Kamala toe’s campaign has said she no longer endorses a ban on fracking but most strategists say it won’t sway key voters in Nov.
Vice President Kamala Harris’ campaign has said she no longer endorses a ban on fracking, but political strategists and energy experts say the sudden policy shift will do little to move the needle with key voters in November.
Harris said in 2020 there is “no question” she would end fracking if elected president, but her campaign recently told The Hill she no longer wants to outlaw the practice after videos of her endorsing a ban resurfaced following President Joe Biden’s withdrawal from the 2024 race.
The campaign can walk back Harris’ old fracking position as it pleases, but it likely won’t be enough to allay the concerns of crucial voting blocs — particularly more rural, blue-collar voters in Pennsylvania — that Harris may wage war on the industry or otherwise escalate Biden’s climate agenda to their detriment if elected, political strategists and energy experts told the Daily Caller News Foundation.
“She is going to find herself between a rock and a hard place on the issue of fracking, and also other issues like Gaza, too. She has all of her past statements, and the Biden-Harris administration record, which is against fracking and exports of liquefied natural gas,” Jon McHenry, a GOP polling analyst and vice president at North Star Opinion Research, told the DCNF.
“And that’s great for her base supporters, the people who were upset about Joe Biden representing Democrats a couple of weeks ago and are excited about Kamala Harris, who want her to ban fracking, and they’re excited to have a younger, more liberal candidate running for president.”
“The problem is she’s got to win independents in states like Pennsylvania and Wisconsin and Michigan and Georgia, North Carolina, and Arizona, who want to see more energy developed in this country and for us to be more energy independent,” McHenry continued. “She wants to have her energy and ban it too.” …
The Biden administration decided in January to freeze approvals for new LNG export terminals, a move that critics say was meant to appease climate-focused voters and deep-pocketed environmental interests ahead of an election.
“Climate change and banning fracking were CENTRAL to her 2020 campaign! I mean, she went on the Tonight Show and performed a song about it! Nobody is going to believe anything other than she’s a climate cultist,” Scott Jennings, a political strategist and an on-air pundit for CNN, told the DCNF.
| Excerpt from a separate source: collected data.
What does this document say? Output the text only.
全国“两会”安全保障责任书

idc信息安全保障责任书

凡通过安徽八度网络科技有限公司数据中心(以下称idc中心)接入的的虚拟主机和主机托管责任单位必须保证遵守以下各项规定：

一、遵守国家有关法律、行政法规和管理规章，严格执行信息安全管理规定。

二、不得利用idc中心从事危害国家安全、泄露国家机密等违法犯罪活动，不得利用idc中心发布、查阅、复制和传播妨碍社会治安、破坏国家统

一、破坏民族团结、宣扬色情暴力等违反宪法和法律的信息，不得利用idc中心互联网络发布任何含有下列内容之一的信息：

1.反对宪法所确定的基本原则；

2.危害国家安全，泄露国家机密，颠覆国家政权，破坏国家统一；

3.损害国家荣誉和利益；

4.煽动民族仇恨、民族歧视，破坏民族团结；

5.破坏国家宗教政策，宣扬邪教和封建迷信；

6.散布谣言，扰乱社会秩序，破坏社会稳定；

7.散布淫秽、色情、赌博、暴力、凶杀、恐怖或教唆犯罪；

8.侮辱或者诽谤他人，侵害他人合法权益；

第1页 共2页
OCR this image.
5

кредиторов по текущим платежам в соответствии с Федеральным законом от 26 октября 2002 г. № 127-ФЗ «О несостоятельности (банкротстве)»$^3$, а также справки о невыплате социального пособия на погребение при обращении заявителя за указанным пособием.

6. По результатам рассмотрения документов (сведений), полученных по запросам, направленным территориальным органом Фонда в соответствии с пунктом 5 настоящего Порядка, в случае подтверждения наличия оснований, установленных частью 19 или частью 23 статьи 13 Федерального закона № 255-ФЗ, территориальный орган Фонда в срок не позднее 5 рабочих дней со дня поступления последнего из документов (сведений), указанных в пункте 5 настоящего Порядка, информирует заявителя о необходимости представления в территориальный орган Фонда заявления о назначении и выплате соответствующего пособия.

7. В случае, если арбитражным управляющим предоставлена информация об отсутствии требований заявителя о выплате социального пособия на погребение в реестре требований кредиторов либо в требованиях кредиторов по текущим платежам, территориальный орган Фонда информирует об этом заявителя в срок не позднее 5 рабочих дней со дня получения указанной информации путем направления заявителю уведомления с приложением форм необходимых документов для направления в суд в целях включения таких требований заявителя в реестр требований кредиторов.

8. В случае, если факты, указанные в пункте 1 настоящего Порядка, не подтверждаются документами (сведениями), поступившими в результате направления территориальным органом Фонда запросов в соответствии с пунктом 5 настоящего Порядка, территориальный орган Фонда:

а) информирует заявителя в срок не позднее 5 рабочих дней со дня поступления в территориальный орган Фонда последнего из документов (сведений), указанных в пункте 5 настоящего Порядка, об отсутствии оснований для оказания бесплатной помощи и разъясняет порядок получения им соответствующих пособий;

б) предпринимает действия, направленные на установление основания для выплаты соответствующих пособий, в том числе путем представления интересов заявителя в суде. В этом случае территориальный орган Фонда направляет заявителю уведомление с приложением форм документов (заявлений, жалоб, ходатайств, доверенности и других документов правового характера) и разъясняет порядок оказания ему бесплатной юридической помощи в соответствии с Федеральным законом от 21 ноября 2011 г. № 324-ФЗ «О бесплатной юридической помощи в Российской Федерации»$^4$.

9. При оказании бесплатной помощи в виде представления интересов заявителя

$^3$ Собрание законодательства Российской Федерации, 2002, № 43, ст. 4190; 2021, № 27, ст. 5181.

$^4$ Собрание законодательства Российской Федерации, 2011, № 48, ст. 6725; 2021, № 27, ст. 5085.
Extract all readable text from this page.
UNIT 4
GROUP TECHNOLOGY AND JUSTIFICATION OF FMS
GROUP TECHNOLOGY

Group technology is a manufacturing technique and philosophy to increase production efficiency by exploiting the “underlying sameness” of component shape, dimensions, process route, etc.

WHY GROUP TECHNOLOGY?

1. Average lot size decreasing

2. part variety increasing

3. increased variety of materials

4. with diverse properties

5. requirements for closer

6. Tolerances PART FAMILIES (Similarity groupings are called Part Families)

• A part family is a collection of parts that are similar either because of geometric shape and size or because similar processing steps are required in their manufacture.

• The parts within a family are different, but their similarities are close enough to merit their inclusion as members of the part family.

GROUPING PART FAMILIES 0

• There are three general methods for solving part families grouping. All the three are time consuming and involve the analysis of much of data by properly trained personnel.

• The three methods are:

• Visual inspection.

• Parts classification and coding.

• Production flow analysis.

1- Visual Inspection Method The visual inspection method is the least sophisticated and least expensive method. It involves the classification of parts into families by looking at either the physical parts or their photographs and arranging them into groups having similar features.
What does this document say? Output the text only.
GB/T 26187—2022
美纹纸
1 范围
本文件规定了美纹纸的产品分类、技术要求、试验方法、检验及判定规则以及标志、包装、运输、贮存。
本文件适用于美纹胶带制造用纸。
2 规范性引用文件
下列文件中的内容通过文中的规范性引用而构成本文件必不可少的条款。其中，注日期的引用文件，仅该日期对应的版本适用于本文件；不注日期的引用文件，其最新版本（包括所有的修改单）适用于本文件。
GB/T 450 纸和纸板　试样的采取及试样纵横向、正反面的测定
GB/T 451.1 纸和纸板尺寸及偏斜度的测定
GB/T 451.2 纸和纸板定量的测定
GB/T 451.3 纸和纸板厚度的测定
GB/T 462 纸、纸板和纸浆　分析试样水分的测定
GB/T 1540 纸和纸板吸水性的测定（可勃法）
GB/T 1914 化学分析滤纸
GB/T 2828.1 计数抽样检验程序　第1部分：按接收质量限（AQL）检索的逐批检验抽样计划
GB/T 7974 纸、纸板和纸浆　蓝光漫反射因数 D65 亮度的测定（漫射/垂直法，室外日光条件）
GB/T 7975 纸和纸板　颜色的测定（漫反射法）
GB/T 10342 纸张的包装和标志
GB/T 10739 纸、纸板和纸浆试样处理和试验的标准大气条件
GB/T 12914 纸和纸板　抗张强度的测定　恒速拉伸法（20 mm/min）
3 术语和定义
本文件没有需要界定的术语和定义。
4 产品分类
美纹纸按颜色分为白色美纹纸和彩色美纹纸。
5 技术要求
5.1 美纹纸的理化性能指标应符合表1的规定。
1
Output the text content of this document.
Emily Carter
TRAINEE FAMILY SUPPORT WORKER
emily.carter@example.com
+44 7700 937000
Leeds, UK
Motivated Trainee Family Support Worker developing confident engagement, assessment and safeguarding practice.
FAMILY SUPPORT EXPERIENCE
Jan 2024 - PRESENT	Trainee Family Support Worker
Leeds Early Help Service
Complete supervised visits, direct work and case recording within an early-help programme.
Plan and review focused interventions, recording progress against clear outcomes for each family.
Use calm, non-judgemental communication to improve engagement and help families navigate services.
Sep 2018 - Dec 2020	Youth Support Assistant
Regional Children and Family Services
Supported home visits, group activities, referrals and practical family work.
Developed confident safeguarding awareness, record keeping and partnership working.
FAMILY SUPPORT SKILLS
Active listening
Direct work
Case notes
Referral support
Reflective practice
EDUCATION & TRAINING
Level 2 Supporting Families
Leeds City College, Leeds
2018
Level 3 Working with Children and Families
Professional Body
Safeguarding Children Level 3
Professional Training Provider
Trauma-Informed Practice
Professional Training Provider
“She’s the Greta of the U.S. government, and that ought to scare the bejeezus out of every energy worker in Pennsylvania and any American who would suffer under her radical views.”
Harris has already racked up endorsements from major, deep-pocketed environmental organizations that oppose fracking just weeks after announcing her candidacy.
Meanwhile, two of the more radical groups in the environmentalist movement — the Sunrise Movement and Climate Defiance — have so far withheld official endorsements. …
The political and electoral ramifications of Harris’ fracking flip-flop could be most visible in Pennsylvania, a huge natural gas producer and a crucial swing state in the 2024 cycle.
Former President Donald Trump carried Pennsylvania in 2016 by a tight margin before losing it to Biden in 2020 in another close race; the state figures to be hotly-contested again in 2024, according to McHenry, with a new poll from Susquehanna Polling showing Harris up on Trump by four percentage points with 7% of respondents unsure who they will back in November.
Pennsylvania produced more natural gas than any state other than Texas in 2022, according to the U.S. Energy Information Administration, and the natural gas industry directly or indirectly supported about 123,000 jobs in the state as of 2022, according to an August 2023 report prepared by FTI Consulting for the Marcellus Shale Coalition.